On May 7, Jim Click hosted a fund-raiser for Governor Martinez. Here is the invitation:
Jim Click, Jr. and the Southern Arizona Hispanic Republicans (SAHR) invite you to join Governor Susana Martinez for a reception on Tuesday, May 7, 2013 5:30 p.m. at The Viscount Suite Hotel, Tucson, Arizona $100 per person *Contributions to Susana Martinez for Governor are limited to $10,400 per election cycle per legal entity. Personal, Corporate and PAC contributions are acceptable.*
I wonder if Click introduced Ranieri of La Frontera to the Governor?
This newspaper report says:
The $4.75 million contract with La Frontera provides for hourly pay rates for its top officials for the next 90 days that include $300 an hour for an executive director, $275 an hour for a chief operations officer and a chief financial officer, and $250 an hour for a manager. After 90 days...La Frontera should be fully billing Medicaid and those transitional pay rates will expire, according to HSD...

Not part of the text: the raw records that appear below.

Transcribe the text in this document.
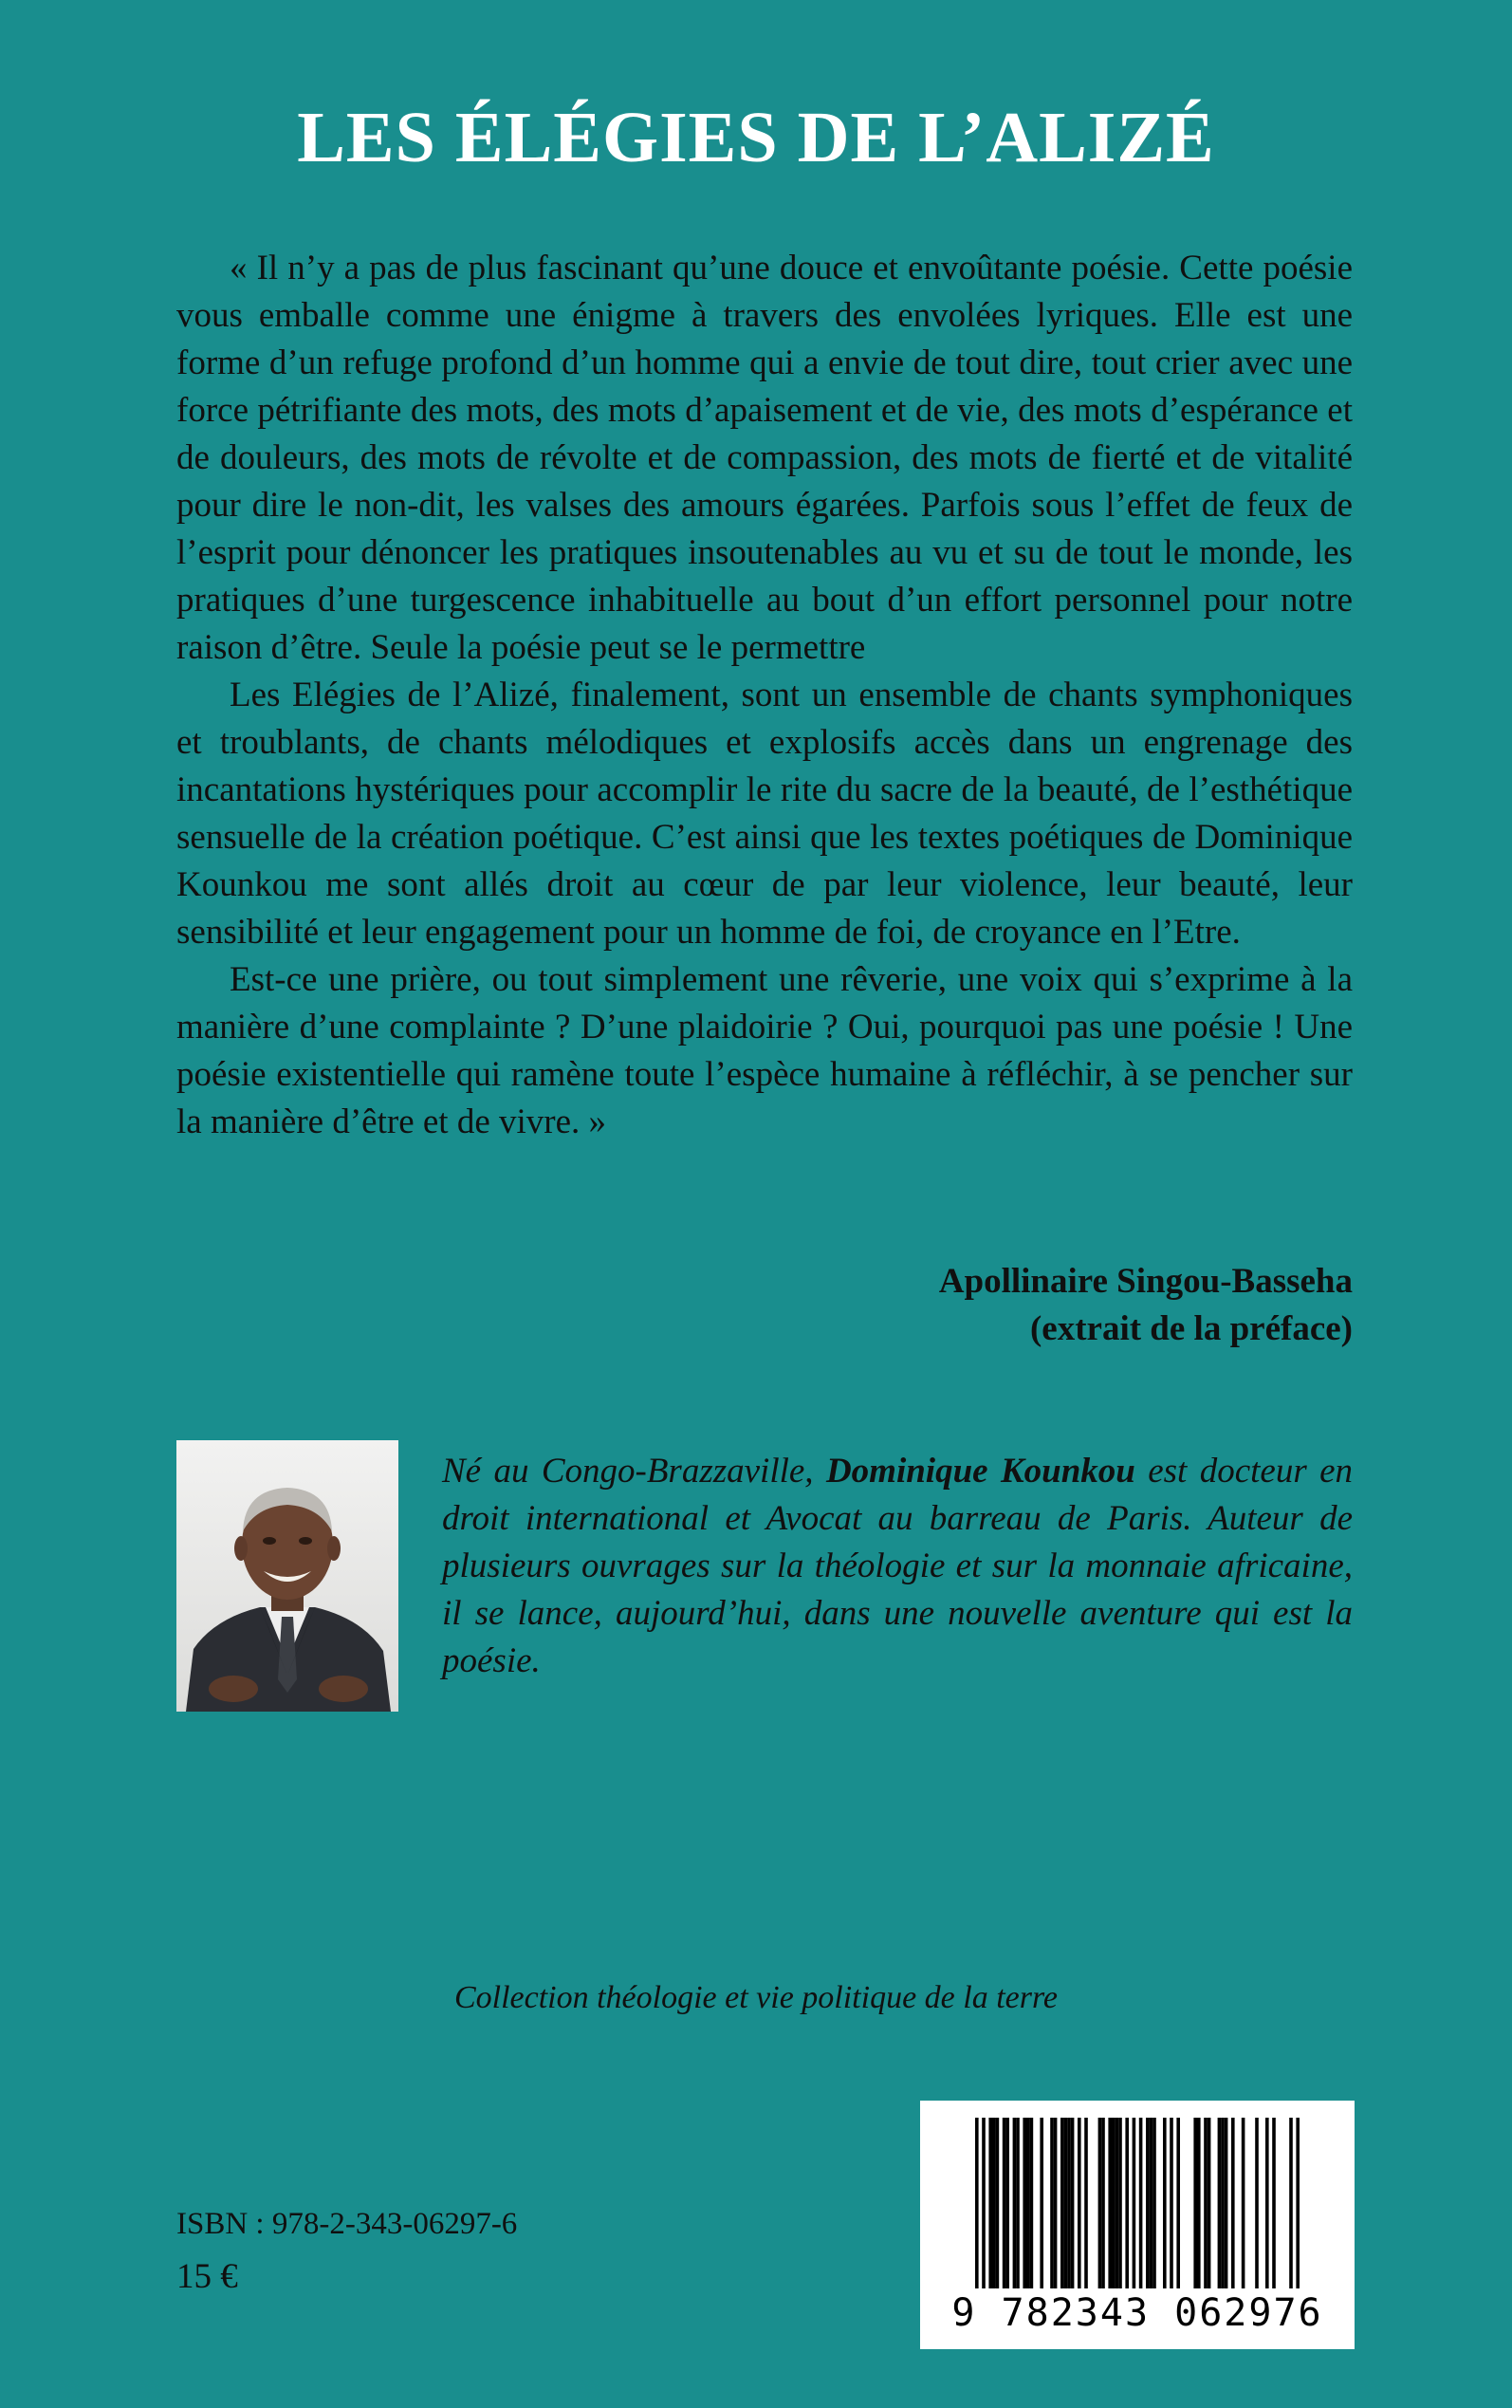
LES ÉLÉGIES DE L’ALIZÉ

« Il n’y a pas de plus fascinant qu’une douce et envoûtante poésie. Cette poésie vous emballe comme une énigme à travers des envolées lyriques. Elle est une forme d’un refuge profond d’un homme qui a envie de tout dire, tout crier avec une force pétrifiante des mots, des mots d’apaisement et de vie, des mots d’espérance et de douleurs, des mots de révolte et de compassion, des mots de fierté et de vitalité pour dire le non-dit, les valses des amours égarées. Parfois sous l’effet de feux de l’esprit pour dénoncer les pratiques insoutenables au vu et su de tout le monde, les pratiques d’une turgescence inhabituelle au bout d’un effort personnel pour notre raison d’être. Seule la poésie peut se le permettre

Les Elégies de l’Alizé, finalement, sont un ensemble de chants symphoniques et troublants, de chants mélodiques et explosifs accès dans un engrenage des incantations hystériques pour accomplir le rite du sacre de la beauté, de l’esthétique sensuelle de la création poétique. C’est ainsi que les textes poétiques de Dominique Kounkou me sont allés droit au cœur de par leur violence, leur beauté, leur sensibilité et leur engagement pour un homme de foi, de croyance en l’Etre.

Est-ce une prière, ou tout simplement une rêverie, une voix qui s’exprime à la manière d’une complainte ? D’une plaidoirie ? Oui, pourquoi pas une poésie ! Une poésie existentielle qui ramène toute l’espèce humaine à réfléchir, à se pencher sur la manière d’être et de vivre. »

Apollinaire Singou-Basseha
(extrait de la préface)
Né au Congo-Brazzaville, Dominique Kounkou est docteur en droit international et Avocat au barreau de Paris. Auteur de plusieurs ouvrages sur la théologie et sur la monnaie africaine, il se lance, aujourd’hui, dans une nouvelle aventure qui est la poésie.
Collection théologie et vie politique de la terre
9 782343 062976
ISBN : 978-2-343-06297-6
15 €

That's good investigative reporting, Greg. In the game of La Politica, always follow the money. Always.
THE NEW CALENDER
A lot of races don't truly heat up until September or October, but clearly - this one is an exception. Washington Republicans began attacking our campaign just 48 hours after the election because they know what we all know--Martinez is a failed leader. We're pushing back hard on Martinez's lies, but the outcome of this race could come down to how much TV we can afford these next two months.
King's missive again raises the question of him using much more of his own considerable financial resources to compete against the R onslaught. If he doesn't raise big money soon, that will be the issue confronting him.
King's fund-raising prowess was certainly not enhanced when the head of the Democratic Governors Association--Vermont Gov. Peter Shumlin--declared the NM Guv race as unwinnable for the Dems.
Former NM Governor Bill Richardson weighed in here, telling us he has been speaking to Shumlin and believes DGA will reverse the pessimistic statement during the course of the campaign, but so far the group hasn't and that is holding King back. We are even hearing a conspiracy theory that there are some staff at the DGA that really doesn't want King to win. Check it out, Guv. Schumlin. Meanwhile. .
Schumlin also pronounced the chances of Dem Wendy Davis taking the Texas governor's race as highly improbable. That statement was a shocker because even if Dems can't win it this year, the state is seen as trending Dem in the long-term and the Davis candidacy is seen at a minimum as a building block.
Rather than take her whipping from the DGA lying down, the Davis campaign lashed out at Schumlin, calling him a Washington desk jockey:
The uninformed opinions of a Washington, D.C., desk jockey who's never stepped foot in Texas couldn't be less relevant to what's actually happening on the ground.
Wendy and company can afford to be cavalier towards the DGA. She became a national political star when she filibustered an ant-abortion bill in the Texas legislature. Her campaign has raised over $20 million. As for the DGA, the slogan accompanying this blog item sums it up for the critics:
"Republicans didn't get to where they are without a fight, but the Democrats sure as hell did."